Казалось бы, ответ для писателя, а особенно для Пришвина, с его дневниковыми сокровищами, накопленными за полвека каждодневного подвижнического труда, с его драгоценными тетрадками, которые он спасал еще в 1909 году от пожара в Брыни, пожертвовав прочим имуществом, которые, рискуя жизнью, вел в самые страшные годы революции и террора; тетрадки, которые сами спасли его в 1919 году во время мамонтовского нашествия в Ельце, которые прятал он в разрезанной резиновой лодке, закопанной в землю, во время Великой Отечественной войны, – ответ, казалось бы, очевиден: «Мои тетрадки есть мое оправдание».
Но…
«Какой может быть разговор: конечно, на первом месте мое маленькое живое. И не знаю, может быть, если бы никто не знал, я бы все, что остается на после, очень недорого бы променял на возможность и написать и напечатать что-нибудь при себе».

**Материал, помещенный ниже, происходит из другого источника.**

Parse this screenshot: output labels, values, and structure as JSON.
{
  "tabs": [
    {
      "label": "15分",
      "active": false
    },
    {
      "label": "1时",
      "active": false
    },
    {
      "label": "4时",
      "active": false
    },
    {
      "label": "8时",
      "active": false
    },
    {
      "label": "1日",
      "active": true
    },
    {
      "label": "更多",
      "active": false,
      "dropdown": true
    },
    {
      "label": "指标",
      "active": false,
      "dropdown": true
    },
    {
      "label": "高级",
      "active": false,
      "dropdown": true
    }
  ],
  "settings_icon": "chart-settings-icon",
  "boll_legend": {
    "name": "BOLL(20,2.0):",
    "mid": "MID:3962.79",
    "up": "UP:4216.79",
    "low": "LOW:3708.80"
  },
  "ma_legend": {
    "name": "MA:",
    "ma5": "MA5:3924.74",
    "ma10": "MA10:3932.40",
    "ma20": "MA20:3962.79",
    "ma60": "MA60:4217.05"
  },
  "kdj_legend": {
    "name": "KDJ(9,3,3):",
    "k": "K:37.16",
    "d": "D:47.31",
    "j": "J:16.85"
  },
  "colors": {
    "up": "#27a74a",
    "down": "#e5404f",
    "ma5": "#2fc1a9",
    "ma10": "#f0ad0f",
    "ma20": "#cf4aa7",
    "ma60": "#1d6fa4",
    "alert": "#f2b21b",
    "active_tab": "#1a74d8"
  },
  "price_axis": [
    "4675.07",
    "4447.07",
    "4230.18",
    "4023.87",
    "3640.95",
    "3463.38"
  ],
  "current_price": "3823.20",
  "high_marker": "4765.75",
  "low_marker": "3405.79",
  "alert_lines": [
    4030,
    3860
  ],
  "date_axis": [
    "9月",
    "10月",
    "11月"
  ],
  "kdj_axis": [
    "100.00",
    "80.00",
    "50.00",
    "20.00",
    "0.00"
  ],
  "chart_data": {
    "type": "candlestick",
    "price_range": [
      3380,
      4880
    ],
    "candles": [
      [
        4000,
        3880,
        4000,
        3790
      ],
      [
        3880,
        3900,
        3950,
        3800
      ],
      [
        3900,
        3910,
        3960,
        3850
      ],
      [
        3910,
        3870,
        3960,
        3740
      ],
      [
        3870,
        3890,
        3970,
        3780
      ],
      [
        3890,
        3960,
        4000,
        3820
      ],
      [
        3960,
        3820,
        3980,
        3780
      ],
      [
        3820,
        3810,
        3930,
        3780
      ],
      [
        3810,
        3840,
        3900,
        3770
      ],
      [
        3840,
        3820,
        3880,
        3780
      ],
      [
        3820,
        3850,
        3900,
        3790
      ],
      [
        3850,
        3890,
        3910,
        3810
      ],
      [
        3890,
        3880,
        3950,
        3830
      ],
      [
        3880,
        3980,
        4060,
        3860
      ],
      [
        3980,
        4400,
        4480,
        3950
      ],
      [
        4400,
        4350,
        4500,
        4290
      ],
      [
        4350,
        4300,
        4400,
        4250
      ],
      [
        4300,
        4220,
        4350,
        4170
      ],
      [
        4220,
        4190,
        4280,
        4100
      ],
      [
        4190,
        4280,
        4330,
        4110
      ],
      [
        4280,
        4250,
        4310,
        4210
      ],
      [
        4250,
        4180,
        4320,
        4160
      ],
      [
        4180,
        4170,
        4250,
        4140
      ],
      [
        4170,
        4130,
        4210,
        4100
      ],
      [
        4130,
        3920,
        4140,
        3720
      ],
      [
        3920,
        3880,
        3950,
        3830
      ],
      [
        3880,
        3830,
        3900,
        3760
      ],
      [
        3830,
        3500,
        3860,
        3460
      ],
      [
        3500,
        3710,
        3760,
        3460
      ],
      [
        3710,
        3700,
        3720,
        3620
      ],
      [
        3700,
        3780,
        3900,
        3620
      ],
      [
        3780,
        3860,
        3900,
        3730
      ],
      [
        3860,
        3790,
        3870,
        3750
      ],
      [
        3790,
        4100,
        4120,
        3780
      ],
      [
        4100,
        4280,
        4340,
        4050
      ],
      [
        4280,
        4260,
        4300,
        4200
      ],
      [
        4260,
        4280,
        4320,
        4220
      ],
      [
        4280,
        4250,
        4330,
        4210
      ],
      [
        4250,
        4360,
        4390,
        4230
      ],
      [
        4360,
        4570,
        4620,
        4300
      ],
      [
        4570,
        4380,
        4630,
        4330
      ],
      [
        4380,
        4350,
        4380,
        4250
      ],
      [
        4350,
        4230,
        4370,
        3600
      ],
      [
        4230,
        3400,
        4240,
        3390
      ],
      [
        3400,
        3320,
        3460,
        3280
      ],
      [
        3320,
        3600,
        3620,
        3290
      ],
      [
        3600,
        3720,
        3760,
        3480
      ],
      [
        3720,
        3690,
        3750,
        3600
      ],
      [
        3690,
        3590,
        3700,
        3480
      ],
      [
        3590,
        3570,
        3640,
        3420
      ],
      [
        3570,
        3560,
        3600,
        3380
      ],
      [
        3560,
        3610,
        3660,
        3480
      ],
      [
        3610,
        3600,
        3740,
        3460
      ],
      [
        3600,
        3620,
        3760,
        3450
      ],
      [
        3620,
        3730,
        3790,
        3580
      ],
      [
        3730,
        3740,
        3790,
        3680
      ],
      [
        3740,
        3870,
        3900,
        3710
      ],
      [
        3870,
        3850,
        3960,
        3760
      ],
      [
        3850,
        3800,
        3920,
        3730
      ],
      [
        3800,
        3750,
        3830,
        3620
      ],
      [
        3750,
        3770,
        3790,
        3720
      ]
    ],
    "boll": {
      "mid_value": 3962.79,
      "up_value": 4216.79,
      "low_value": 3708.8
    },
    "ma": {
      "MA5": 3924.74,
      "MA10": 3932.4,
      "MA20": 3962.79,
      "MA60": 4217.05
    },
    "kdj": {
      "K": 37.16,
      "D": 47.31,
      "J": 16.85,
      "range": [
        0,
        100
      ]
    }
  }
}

Отчего же так? И тут Пришвин переводил разговор из области литературной в философскую, бытийную.
«И вот, наверное, это самое преимущество создаваемых ценностей при себе и есть „жизнь для себя“, или „я сам“, или то состояние духа, когда мне кажется, будто я делаю для себя, а оно на самом деле выходит для всех. Подвиг святых, верней всего, и состоит в том, чтобы переделать всего себя на после себя, стать мертвецом для себя „здесь“ и воскреснуть „после себя“».
Этой святости, этому подвигу, как Пришвин его понимал, писатель противопоставлял свой путь:
«В моем сознании есть борьба за „здесь“, „за себя“, за землю, за жизнь (при себе) и т. п. как за самое святое. И, напротив, я почти равнодушен к тому, что будет после меня. Я смотрю на все, сделанное мной, как на удобрение для общества…
Итак, 1) жизнь при себе и 2) жизнь после себя не должны между собой разделяться: жизнь после себя должна содержаться в составе жизни при себе».
Для Пришвина с его жаждой жизни, с любовью к жизни, опьянением ею, не ослабевшим, а только усиливающимся к последним годам, этот разрыв и причинно-следственная связь были мучительны.
«Порочное разделение на жизнь при себе и на жизнь после себя: с чего это началось и как на этом разделении вышел обман, и спекуляция жрецов, и восстание атеистов?»
Последняя мысль о разделенности земного и небесного царства, привнесенного Церковью и священниками, была для него не нова. На протяжении многих лет он стремился через эту черту перейти, объединить разделенное в одно, перепрыгнуть, но в предчувствии смертного часа, когда выбор оказался неизбежен и иллюзия цельности рассыпалась, душа затосковала, и он стал страстно цепляться за земное.
«Переживаю слухи о премии и понимаю, что если премия будет, то больше меня радоваться ей будут мои читатели, и она вышла бы от этого настоящей, заслуженной премией, правильной в том смысле, что не премия красит человека, а сам человек красит свою премию».